Lastly, I think that goes without saying that, at a minimum, we all would like to be able to pay our bills; preferably without resorting to penny-counting. That is all that security is: train for, and take, a job that affords rent, food, drink and the odd luxury.
All this leads to a central query: how to resolve the tension. Few are likely to prioritise just one belief; rather they will try to find a balance. But there is always an opportunity cost - more money, less belief, less interesting OR less money, MUCH more interesting and no belief at all?
Some, whom I call ‘utility monsters’, derive a disproportionate amount of utility from one of the above and thus prioritise it – often to the complete exclusion of the others. For some, this is not due to a lack of opportunities to the contrary, but lack of inclination. Brazenly corrupt officials, for example, are probably utility monsters of the ‘risk averse’ variety. The priests, freedom fighters and Paul Erdos’s of the world are similarly akin to corrupt politicians, although enmeshed in different imperatives.

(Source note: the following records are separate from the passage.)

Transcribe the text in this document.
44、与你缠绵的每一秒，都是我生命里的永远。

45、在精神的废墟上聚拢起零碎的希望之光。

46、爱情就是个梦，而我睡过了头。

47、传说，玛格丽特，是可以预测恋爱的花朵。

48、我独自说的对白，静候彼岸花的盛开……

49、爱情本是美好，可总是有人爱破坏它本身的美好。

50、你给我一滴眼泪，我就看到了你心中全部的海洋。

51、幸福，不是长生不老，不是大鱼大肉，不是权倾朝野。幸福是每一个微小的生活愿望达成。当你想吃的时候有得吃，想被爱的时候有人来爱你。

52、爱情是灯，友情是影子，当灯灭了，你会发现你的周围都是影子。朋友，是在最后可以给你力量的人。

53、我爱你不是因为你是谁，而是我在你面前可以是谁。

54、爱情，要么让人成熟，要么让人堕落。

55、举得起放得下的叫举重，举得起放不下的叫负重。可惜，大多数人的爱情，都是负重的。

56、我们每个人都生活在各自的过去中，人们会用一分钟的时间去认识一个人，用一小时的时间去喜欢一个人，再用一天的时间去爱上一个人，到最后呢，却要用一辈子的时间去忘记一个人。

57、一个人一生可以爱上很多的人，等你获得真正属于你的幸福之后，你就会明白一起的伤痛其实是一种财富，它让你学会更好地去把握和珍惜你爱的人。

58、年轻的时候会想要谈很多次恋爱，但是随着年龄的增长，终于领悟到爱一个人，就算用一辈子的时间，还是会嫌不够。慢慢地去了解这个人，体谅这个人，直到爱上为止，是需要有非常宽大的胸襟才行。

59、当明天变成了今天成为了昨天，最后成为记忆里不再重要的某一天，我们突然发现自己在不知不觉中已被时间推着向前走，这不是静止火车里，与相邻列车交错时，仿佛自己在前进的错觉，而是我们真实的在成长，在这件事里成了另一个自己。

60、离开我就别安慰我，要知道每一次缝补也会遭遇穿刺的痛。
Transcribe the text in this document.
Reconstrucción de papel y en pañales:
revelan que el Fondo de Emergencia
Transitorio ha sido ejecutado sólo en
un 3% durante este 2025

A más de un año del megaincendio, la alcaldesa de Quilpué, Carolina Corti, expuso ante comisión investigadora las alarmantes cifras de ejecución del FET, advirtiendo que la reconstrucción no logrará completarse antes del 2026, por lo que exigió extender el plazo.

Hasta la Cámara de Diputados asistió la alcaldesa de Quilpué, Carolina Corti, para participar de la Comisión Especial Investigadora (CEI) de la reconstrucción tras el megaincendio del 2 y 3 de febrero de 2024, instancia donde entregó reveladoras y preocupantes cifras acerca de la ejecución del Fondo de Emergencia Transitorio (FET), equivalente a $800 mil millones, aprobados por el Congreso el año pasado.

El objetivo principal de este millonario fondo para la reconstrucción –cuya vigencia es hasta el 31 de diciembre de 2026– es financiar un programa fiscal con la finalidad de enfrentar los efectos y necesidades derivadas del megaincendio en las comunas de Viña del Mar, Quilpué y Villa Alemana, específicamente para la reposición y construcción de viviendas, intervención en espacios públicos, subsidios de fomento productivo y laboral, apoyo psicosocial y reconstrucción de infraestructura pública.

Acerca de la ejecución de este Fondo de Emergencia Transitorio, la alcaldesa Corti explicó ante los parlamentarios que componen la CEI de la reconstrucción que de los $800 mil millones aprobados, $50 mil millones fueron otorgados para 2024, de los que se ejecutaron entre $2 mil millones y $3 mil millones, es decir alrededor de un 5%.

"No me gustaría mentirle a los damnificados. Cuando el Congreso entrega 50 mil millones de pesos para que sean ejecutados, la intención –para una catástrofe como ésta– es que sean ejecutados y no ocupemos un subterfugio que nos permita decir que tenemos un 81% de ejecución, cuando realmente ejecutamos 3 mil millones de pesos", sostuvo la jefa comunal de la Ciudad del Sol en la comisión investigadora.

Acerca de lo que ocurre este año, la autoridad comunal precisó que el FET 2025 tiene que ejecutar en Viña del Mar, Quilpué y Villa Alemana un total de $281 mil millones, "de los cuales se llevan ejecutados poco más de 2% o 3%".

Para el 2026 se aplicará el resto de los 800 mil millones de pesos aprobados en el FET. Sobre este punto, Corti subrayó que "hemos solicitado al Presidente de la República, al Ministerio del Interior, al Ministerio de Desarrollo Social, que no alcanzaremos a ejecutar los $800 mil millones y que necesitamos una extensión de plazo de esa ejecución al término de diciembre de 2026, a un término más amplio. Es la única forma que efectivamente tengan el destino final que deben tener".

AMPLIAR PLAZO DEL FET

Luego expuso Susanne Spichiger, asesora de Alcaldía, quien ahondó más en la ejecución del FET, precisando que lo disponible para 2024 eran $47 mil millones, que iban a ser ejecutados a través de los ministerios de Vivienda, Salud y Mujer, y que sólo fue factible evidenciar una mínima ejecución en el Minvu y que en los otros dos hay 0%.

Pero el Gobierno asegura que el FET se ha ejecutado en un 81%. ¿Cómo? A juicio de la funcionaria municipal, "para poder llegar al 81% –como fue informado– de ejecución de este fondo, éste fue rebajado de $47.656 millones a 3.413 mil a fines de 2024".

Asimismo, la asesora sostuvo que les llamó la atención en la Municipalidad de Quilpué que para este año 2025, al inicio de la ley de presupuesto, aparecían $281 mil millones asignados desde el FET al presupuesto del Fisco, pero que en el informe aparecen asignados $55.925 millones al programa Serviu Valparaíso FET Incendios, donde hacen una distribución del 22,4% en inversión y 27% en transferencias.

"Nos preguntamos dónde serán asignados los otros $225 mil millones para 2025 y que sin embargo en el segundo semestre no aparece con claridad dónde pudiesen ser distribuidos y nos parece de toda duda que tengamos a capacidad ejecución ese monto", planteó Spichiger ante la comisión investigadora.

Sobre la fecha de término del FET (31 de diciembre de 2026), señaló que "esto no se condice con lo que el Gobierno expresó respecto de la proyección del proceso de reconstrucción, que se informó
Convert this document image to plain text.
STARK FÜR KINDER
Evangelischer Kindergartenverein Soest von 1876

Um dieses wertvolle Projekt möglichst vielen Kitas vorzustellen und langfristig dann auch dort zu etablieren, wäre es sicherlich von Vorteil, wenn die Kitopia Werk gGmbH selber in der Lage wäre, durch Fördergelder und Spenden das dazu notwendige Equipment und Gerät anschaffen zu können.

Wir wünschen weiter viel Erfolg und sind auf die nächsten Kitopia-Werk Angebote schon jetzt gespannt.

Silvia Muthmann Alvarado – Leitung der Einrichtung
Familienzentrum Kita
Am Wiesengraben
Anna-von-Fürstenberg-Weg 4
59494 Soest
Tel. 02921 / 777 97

Unfortunately, the very poor and very uneducated epitomise the ‘anti-monster’. For many, the opportunity cost of making enough money to survive is so high that it consumes all other imperatives. For these people, the internal trade-off that I describe above is non-existent.
While I am grateful not to fall into the category of the ‘anti-monster’, I do wish that I had some deep calling in a particular direction. For me, like for so many others, I simply cannot decide how to rank these priorities.
And so, I live in limbo, and I study. And hope that one day I will know enough – or believe strongly enough – to make a decision.